Alger - A la une

Sont ils des artistes '



Vendeurs de matériel musical
Depuis quelques temps, on a remarqué le retour des vendeurs de matériel musical à Alger et d'autres villes. Ces commerçants qui traitent avec des musiciens sont ils attirés par l'art ou par l'argent'
Le plus connu et le plus ancien vendeur de matériel musical d'Alger Lamri s'était fait remplacer par ses enfants, alors que d'autres ont ouvert des magasins pour répondre au besoin de nos musiciens. Il faut rappeler que Lamri dont la boutique se trouve à la rue Tanger a acheté ce magasin «La maison du Jazz» qui appartenait à une française en 1964. Selon des musiciens, Lamri qui serait venu à ce métier par hasard au lendemain de l'indépendance a toujours été un bon commerçant mais n'est pas un artiste car il n'aurait jamais appris à jouer d'un instrument de musique et il parait qu' il ne savait même pas régler une guitare. Bien que le métier de Lamri soit le commerce, certains de ses concurrents trouvent anormal qu'un vendeur d'instruments ne sache pas régler un instrument. Pour l'exemple, pour accéder à un tel métier en Suisse, il est obligatoire de passer un stage de deux années.
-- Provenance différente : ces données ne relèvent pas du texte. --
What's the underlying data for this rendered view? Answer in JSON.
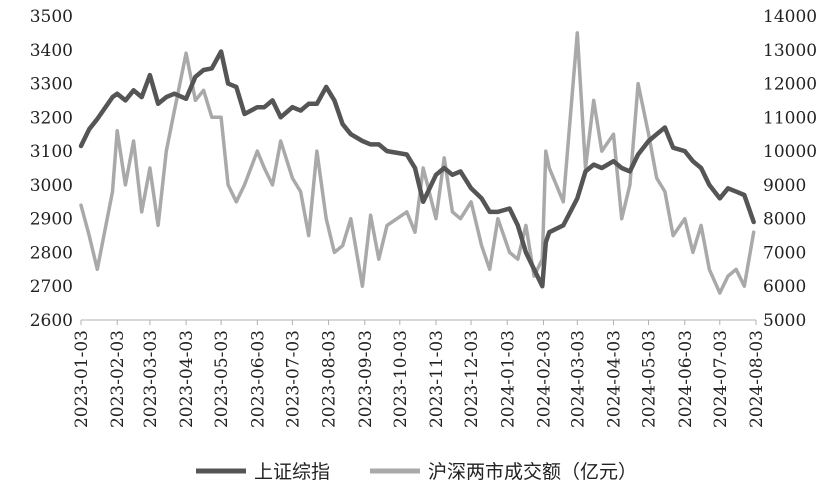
{
  "chart_data": {
    "type": "line",
    "colors": {
      "shanghai": "#555555",
      "volume": "#a9a9a9",
      "axis": "#b0b0b0"
    },
    "x_tick_labels": [
      "2023-01-03",
      "2023-02-03",
      "2023-03-03",
      "2023-04-03",
      "2023-05-03",
      "2023-06-03",
      "2023-07-03",
      "2023-08-03",
      "2023-09-03",
      "2023-10-03",
      "2023-11-03",
      "2023-12-03",
      "2024-01-03",
      "2024-02-03",
      "2024-03-03",
      "2024-04-03",
      "2024-05-03",
      "2024-06-03",
      "2024-07-03",
      "2024-08-03"
    ],
    "y_left": {
      "ticks": [
        2600,
        2700,
        2800,
        2900,
        3000,
        3100,
        3200,
        3300,
        3400,
        3500
      ],
      "range": [
        2600,
        3500
      ]
    },
    "y_right": {
      "ticks": [
        5000,
        6000,
        7000,
        8000,
        9000,
        10000,
        11000,
        12000,
        13000,
        14000
      ],
      "range": [
        5000,
        14000
      ]
    },
    "series": [
      {
        "name": "上证综指",
        "axis": "left",
        "x": [
          "2023-01-03",
          "2023-01-10",
          "2023-01-17",
          "2023-01-30",
          "2023-02-03",
          "2023-02-10",
          "2023-02-17",
          "2023-02-24",
          "2023-03-03",
          "2023-03-10",
          "2023-03-17",
          "2023-03-24",
          "2023-04-03",
          "2023-04-11",
          "2023-04-18",
          "2023-04-25",
          "2023-05-03",
          "2023-05-09",
          "2023-05-16",
          "2023-05-23",
          "2023-06-03",
          "2023-06-09",
          "2023-06-16",
          "2023-06-23",
          "2023-07-03",
          "2023-07-10",
          "2023-07-17",
          "2023-07-24",
          "2023-08-01",
          "2023-08-08",
          "2023-08-15",
          "2023-08-22",
          "2023-09-01",
          "2023-09-08",
          "2023-09-15",
          "2023-09-22",
          "2023-10-09",
          "2023-10-16",
          "2023-10-23",
          "2023-11-03",
          "2023-11-10",
          "2023-11-17",
          "2023-11-24",
          "2023-12-03",
          "2023-12-12",
          "2023-12-19",
          "2023-12-26",
          "2024-01-05",
          "2024-01-12",
          "2024-01-19",
          "2024-01-26",
          "2024-02-02",
          "2024-02-05",
          "2024-02-08",
          "2024-02-20",
          "2024-03-03",
          "2024-03-10",
          "2024-03-17",
          "2024-03-24",
          "2024-04-03",
          "2024-04-10",
          "2024-04-17",
          "2024-04-24",
          "2024-05-03",
          "2024-05-10",
          "2024-05-17",
          "2024-05-24",
          "2024-06-03",
          "2024-06-10",
          "2024-06-17",
          "2024-06-24",
          "2024-07-03",
          "2024-07-10",
          "2024-07-17",
          "2024-07-24",
          "2024-08-01"
        ],
        "values": [
          3115,
          3165,
          3195,
          3260,
          3270,
          3250,
          3280,
          3260,
          3325,
          3240,
          3260,
          3270,
          3255,
          3320,
          3340,
          3345,
          3395,
          3300,
          3290,
          3210,
          3230,
          3230,
          3250,
          3200,
          3230,
          3220,
          3240,
          3240,
          3290,
          3250,
          3180,
          3150,
          3130,
          3120,
          3120,
          3100,
          3090,
          3050,
          2950,
          3030,
          3050,
          3030,
          3040,
          2990,
          2960,
          2920,
          2920,
          2930,
          2880,
          2800,
          2750,
          2700,
          2830,
          2860,
          2880,
          2960,
          3040,
          3060,
          3050,
          3070,
          3050,
          3040,
          3090,
          3130,
          3150,
          3170,
          3110,
          3100,
          3070,
          3050,
          3000,
          2960,
          2990,
          2980,
          2970,
          2890
        ],
        "color": "#555555"
      },
      {
        "name": "沪深两市成交额（亿元）",
        "axis": "right",
        "x": [
          "2023-01-03",
          "2023-01-10",
          "2023-01-17",
          "2023-01-30",
          "2023-02-03",
          "2023-02-10",
          "2023-02-17",
          "2023-02-24",
          "2023-03-03",
          "2023-03-10",
          "2023-03-17",
          "2023-03-24",
          "2023-04-03",
          "2023-04-11",
          "2023-04-18",
          "2023-04-25",
          "2023-05-03",
          "2023-05-09",
          "2023-05-16",
          "2023-05-23",
          "2023-06-03",
          "2023-06-09",
          "2023-06-16",
          "2023-06-23",
          "2023-07-03",
          "2023-07-10",
          "2023-07-17",
          "2023-07-24",
          "2023-08-01",
          "2023-08-08",
          "2023-08-15",
          "2023-08-22",
          "2023-09-01",
          "2023-09-08",
          "2023-09-15",
          "2023-09-22",
          "2023-10-09",
          "2023-10-16",
          "2023-10-23",
          "2023-11-03",
          "2023-11-10",
          "2023-11-17",
          "2023-11-24",
          "2023-12-03",
          "2023-12-12",
          "2023-12-19",
          "2023-12-26",
          "2024-01-05",
          "2024-01-12",
          "2024-01-19",
          "2024-01-26",
          "2024-02-02",
          "2024-02-05",
          "2024-02-08",
          "2024-02-20",
          "2024-03-03",
          "2024-03-10",
          "2024-03-17",
          "2024-03-24",
          "2024-04-03",
          "2024-04-10",
          "2024-04-17",
          "2024-04-24",
          "2024-05-03",
          "2024-05-10",
          "2024-05-17",
          "2024-05-24",
          "2024-06-03",
          "2024-06-10",
          "2024-06-17",
          "2024-06-24",
          "2024-07-03",
          "2024-07-10",
          "2024-07-17",
          "2024-07-24",
          "2024-08-01"
        ],
        "values": [
          8400,
          7500,
          6500,
          8800,
          10600,
          9000,
          10300,
          8200,
          9500,
          7800,
          10000,
          11200,
          12900,
          11500,
          11800,
          11000,
          11000,
          9000,
          8500,
          9000,
          10000,
          9500,
          9000,
          10300,
          9200,
          8800,
          7500,
          10000,
          8000,
          7000,
          7200,
          8000,
          6000,
          8100,
          6800,
          7800,
          8200,
          7600,
          9500,
          8000,
          9800,
          8200,
          8000,
          8500,
          7200,
          6500,
          8000,
          7000,
          6800,
          7800,
          6300,
          6800,
          10000,
          9500,
          8500,
          13500,
          9500,
          11500,
          10000,
          10500,
          8000,
          9000,
          12000,
          10500,
          9200,
          8800,
          7500,
          8000,
          7000,
          7800,
          6500,
          5800,
          6300,
          6500,
          6000,
          7600
        ],
        "color": "#a9a9a9"
      }
    ]
  },
  "legend": {
    "shanghai_label": "上证综指",
    "volume_label": "沪深两市成交额（亿元）"
  }
}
Des artistes derrière le comptoir
Alger compte actuellement plusieurs magasins spécialisés dans la vente des instruments notamment à El-Biar, Riadh El-Feth, Chéraga et la côte, au dessus de Bir Mourad- Raïs. On ne sait pas si le magasin que gérait Kheireddine Baghdadi à Chevalley est toujours ouvert. La fermeture d'un tel magasin n'est pas souhaitable car il rend de grands services aux jeunes artistes professionnels et amateurs qui habitent notamment à Bouzareah, Chateauneuf et Clairval d'autant qu'il est géré par un véritable connaisseur en musique. En effet, Mohamed Kheireddine Baghdadi est issu d'une famille de musiciens. Dès sa naissance, il fut bercé par les airs andalous. Le père de Kheireddine jouait à la mandoline. Comme son frère, il devait rejoindre les associations andalouses afin d' avoir une base pour chanter le Hawzi et le Chaâbi. Il faut noter que plusieurs artistes ayant choisi la vente du matériel musical comme métier comme Baghadi ont de la chance puisqu' ils passent toute sa journée dans le milieu qu'ils aiment.
De belles vitrines
Au niveau du magasin d' El Biar, on comprend que les gens s'intéressent à toutes les musiques puisqu'on y trouve aussi bien des instruments dédiés à la chanson typiquement algérienne que ceux destinés au moderne tels que la batterie, le synthétiseur ou les guitares électriques. Il faut dire que la vitrine est jolie et que les instruments exposés notamment le synthétiseur et le luth donnent l'envie d'apprendre à jouer de la musique.
La vitrine du magasin de la côte qui serait également gérée par un artiste est également bien achalandée. On y fera un tour prochainement. Il faut noter que ces vendeurs de matériel et d'instruments dont la clientèle est surtout composée d'associations et de maisons de jeunes ne sont pas comme les fabricants d'instruments qui sont de véritables artisans et artistes car ils ne peuvent fabriquer un instrument sans avoir une bonne oreille musicale et des connaissances en solfège. Ces derniers sont généralement des enfants d'anciens artisans tels que Chafa, le spécialiste des mandoles ou Benaicha à Blida qui avait réalisé des instruments à cordes pour les plus grands chanteurs et élèves des associations andalouses. A Alger, il y a aussi les enfants de Nifer qui ont pris la relève.